Cuffay is today regarded as an inspirational figure in the history of the Chartists who, in the midst of Victorian industrialisation, campaigned for universal suffrage, equal electoral districts, vote by ballot, annual parliaments, no property qualification for members, and payment of members of Parliament for their services.
All bar one of these demands (annual parliaments) are now part of British parliamentary democracy and Cuffay was for a time a key proponent of them.
Born in Kent in 1788 to a white mother and a former slave from St Kitts, he trained as a tailor and went on strike with his fellow tailors in the London strike of 1834.

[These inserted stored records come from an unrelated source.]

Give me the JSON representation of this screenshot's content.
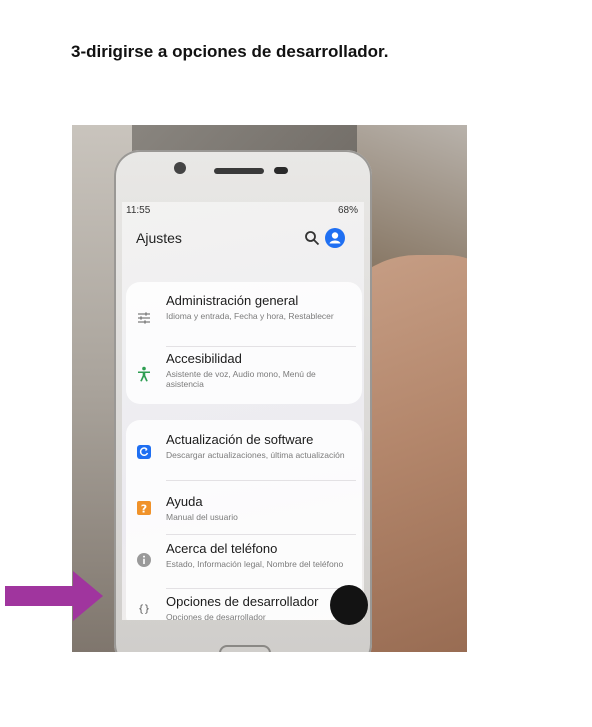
{
  "document": {
    "heading": "3-dirigirse a opciones de desarrollador."
  },
  "phone": {
    "status_time": "11:55",
    "status_battery": "68%",
    "app_title": "Ajustes",
    "icons": {
      "search": "search-icon",
      "account": "account-icon"
    },
    "settings_items": [
      {
        "title": "Administración general",
        "subtitle": "Idioma y entrada, Fecha y hora, Restablecer",
        "icon": "sliders-icon"
      },
      {
        "title": "Accesibilidad",
        "subtitle": "Asistente de voz, Audio mono, Menú de asistencia",
        "icon": "accessibility-icon"
      },
      {
        "title": "Actualización de software",
        "subtitle": "Descargar actualizaciones, última actualización",
        "icon": "update-icon"
      },
      {
        "title": "Ayuda",
        "subtitle": "Manual del usuario",
        "icon": "help-icon"
      },
      {
        "title": "Acerca del teléfono",
        "subtitle": "Estado, Información legal, Nombre del teléfono",
        "icon": "info-icon"
      },
      {
        "title": "Opciones de desarrollador",
        "subtitle": "Opciones de desarrollador",
        "icon": "braces-icon"
      }
    ]
  },
  "colors": {
    "arrow": "#a0359e",
    "accent_blue": "#1f6ff2",
    "accessibility_green": "#2e9e52",
    "help_orange": "#f0922a"
  }
}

The action saw him dismissed and blacklisted. Undeterred he formed a tailor’s Charter and by 1842 his political zeal and talents as an orator saw him elected to the Chartist’s National Executive.
A key organiser of the Chartist rally at Kennington Common in 1848, he was said to be disappointed by the fact that many members were reluctant to use force to advocate their demands.
In the same year the evidence of a government spy saw him convicted of conspiring to start an uprising against the government and he was sentenced to transportation to Tasmania for 21 years. After three years he was pardoned, although he chose to stay in Tasmania where he died a pauper in 1870.
The book was found with a thumb print marked on one of the pages and leaves pressed in the cover.
“This is the only object, anywhere in the world, that we definitely know belonged to Cuffay,” says Professor Chase.
“His homes in London and Tasmania, and the workhouse where he died, have all been demolished. It’s all the more poignant because this book was a gift from his fellow Chartists.
“When you see the thumb print on the page that includes Byron’s ‘Song for the Luddites’ you can almost hear and feel the breath of history.”